Companies can sometimes draw inspiration from code on Kaggle, I’d advise them to code their own pipelines to be production-proof, as taking such competition as-is is risky. There is a saying that competition code is the worst code for companies to use, and even that the people winning competitions are the worst once to hire - because they write poor code.
I wouldn’t go that far in that saying (as I myself most of the time earn podiums in coding competitions) - it’s rather that competition code is written without thinking of the future as the goal is to win. Ironically, it’s at that moment that reading Clean Code and Clean Coder gets important. Using good pipeline abstractions helps machine learning projects surviving.
Here are the things you want when building a machine learning pipeline which goal is to be sent to production:
- You ideally want a pipeline than can process your data by calling just one function and not lots of small executable files. You might have some caching enabled if things are too slow to run, but you keep caching as minimal as possible, and your caching might not be checkpoints exactly.
- Having the possibility to not use any data checkpoints between pipeline steps simply. You want to be able to deactivate all your pipeline’s checkpoints easily. Checkpoints are good for training the model, debugging it and actively coding the pipeline, but in production it’s just heavy and it must be easily disableable.

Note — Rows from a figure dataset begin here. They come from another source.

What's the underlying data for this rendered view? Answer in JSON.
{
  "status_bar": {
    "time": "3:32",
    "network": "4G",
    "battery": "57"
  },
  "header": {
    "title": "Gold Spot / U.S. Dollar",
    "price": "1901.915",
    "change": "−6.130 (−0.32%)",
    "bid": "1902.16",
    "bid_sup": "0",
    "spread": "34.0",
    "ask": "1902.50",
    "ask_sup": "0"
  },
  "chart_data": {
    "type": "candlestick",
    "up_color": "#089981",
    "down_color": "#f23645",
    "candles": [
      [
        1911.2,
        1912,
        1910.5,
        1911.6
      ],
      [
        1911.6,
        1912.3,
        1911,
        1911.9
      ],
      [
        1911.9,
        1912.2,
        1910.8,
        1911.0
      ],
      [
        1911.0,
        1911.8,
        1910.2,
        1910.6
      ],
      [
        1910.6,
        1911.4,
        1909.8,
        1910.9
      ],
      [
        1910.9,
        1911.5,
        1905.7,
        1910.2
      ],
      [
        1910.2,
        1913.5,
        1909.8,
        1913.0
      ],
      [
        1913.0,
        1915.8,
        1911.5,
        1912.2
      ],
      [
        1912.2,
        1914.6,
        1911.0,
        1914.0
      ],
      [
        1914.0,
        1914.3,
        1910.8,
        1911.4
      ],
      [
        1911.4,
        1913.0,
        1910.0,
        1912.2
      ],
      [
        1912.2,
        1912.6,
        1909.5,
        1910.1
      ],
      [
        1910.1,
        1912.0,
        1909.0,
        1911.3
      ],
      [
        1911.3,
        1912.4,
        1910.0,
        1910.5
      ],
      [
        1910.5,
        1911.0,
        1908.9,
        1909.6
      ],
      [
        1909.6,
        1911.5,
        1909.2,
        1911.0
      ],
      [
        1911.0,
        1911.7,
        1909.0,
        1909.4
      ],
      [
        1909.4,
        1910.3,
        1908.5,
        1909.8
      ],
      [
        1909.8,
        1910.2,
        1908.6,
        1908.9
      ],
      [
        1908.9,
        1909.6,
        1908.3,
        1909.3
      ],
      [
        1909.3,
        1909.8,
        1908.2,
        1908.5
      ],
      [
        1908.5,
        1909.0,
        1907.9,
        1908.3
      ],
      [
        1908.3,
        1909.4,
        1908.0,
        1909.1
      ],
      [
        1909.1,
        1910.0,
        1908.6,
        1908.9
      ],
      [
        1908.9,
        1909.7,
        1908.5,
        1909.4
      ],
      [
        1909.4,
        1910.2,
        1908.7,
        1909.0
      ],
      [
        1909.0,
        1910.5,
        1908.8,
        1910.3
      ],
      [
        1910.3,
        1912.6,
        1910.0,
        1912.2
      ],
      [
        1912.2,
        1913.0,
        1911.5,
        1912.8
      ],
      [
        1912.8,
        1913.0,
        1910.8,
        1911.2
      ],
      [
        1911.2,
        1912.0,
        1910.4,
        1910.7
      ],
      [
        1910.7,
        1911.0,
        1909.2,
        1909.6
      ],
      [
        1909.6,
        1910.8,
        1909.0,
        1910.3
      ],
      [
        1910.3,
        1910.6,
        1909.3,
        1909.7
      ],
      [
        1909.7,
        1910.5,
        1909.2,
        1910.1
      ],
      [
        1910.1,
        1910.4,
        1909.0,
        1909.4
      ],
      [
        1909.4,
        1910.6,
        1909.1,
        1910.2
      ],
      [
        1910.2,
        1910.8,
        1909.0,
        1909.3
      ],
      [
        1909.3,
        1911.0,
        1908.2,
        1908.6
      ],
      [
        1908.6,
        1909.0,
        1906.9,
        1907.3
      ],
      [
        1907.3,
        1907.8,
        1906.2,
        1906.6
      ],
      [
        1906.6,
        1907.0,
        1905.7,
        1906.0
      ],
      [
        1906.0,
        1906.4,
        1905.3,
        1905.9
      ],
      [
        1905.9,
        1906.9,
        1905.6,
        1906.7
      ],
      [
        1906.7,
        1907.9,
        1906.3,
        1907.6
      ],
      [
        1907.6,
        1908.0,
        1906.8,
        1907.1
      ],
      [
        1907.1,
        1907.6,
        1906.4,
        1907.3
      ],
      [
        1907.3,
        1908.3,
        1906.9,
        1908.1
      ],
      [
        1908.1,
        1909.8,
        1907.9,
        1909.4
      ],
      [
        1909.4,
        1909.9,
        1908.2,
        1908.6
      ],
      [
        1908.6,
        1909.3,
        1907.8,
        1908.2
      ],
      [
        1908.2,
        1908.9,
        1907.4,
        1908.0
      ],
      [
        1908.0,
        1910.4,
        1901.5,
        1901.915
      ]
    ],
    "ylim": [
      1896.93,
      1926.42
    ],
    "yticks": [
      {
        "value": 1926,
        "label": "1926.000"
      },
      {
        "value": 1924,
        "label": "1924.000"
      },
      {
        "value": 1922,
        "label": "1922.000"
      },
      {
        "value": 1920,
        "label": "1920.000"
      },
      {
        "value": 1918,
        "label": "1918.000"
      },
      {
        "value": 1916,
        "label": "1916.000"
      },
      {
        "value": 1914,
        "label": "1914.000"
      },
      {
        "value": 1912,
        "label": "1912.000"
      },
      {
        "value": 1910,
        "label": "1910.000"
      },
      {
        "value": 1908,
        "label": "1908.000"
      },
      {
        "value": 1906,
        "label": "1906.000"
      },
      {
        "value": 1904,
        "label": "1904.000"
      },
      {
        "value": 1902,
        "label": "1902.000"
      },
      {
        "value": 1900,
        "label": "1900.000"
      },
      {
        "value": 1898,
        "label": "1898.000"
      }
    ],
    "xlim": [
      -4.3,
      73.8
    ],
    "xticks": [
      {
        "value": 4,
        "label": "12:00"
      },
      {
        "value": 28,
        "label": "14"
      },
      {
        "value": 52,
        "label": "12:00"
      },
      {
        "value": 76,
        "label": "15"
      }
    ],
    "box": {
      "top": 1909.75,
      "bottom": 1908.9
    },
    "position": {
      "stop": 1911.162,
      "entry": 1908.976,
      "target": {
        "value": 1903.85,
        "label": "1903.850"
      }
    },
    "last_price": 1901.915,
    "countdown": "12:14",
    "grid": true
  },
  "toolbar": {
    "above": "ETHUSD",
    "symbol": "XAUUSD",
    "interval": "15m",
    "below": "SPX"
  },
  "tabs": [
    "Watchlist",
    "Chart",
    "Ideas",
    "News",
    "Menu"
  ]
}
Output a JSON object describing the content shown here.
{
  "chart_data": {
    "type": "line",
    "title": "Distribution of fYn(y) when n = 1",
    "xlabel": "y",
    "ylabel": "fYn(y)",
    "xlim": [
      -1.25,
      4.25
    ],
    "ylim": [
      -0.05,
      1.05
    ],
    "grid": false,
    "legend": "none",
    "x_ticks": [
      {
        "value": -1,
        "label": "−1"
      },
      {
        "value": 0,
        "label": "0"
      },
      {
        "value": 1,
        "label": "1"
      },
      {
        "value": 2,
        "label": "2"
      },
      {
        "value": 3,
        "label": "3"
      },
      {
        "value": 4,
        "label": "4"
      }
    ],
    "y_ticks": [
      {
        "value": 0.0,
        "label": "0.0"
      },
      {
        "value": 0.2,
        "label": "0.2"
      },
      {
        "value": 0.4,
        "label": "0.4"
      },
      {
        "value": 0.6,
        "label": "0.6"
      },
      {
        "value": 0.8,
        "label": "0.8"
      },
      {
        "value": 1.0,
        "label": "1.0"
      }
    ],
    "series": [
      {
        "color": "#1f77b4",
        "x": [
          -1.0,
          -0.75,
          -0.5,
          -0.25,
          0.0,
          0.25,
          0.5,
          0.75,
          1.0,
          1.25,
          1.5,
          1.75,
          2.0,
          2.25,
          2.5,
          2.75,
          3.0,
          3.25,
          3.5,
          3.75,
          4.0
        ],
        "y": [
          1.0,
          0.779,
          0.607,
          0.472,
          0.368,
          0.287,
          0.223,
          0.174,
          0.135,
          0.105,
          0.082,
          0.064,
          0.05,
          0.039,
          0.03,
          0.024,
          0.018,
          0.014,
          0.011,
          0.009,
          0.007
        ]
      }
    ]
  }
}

- The ability to scale your ML pipeline on a cluster of machines.
- Finally, you want the whole thing to be robust to errors and to do good predictions. Automatic Machine Learning can help here.
And if your goal is instead to continue to do competitions, please at least note that I started winning more competitions after learning how to do clean code. So the solutions above should as well apply in competitions, you’ll have more mental clarity, and as a result, more speed too, even if designing and thinking about your code beforehand seems like taking a lot of precious time. You’ll start saving even in the short run, quickly. Now that we’ve built a framework easing the process of writing clean pipelines, we have a hard time picturing how we’d get back to our previous habits anytime. Clean must be the new habit.
In all cases, using good patterns and good practices will almost always save time even in the short or medium term. For instance, using the pipe and filter design pattern with Neuraxle.
It’s hard to write good code when pressured by the deadline of a competition. With no incentives to build reusable and deployable code, it can be hard. We created Neuraxle to easily allow for the good abstractions to be used when in a rush. As a result, it’s a good thing that competition code be refactored into Neuraxle code, and it’s a good idea to write all your future code using a framework like Neuraxle.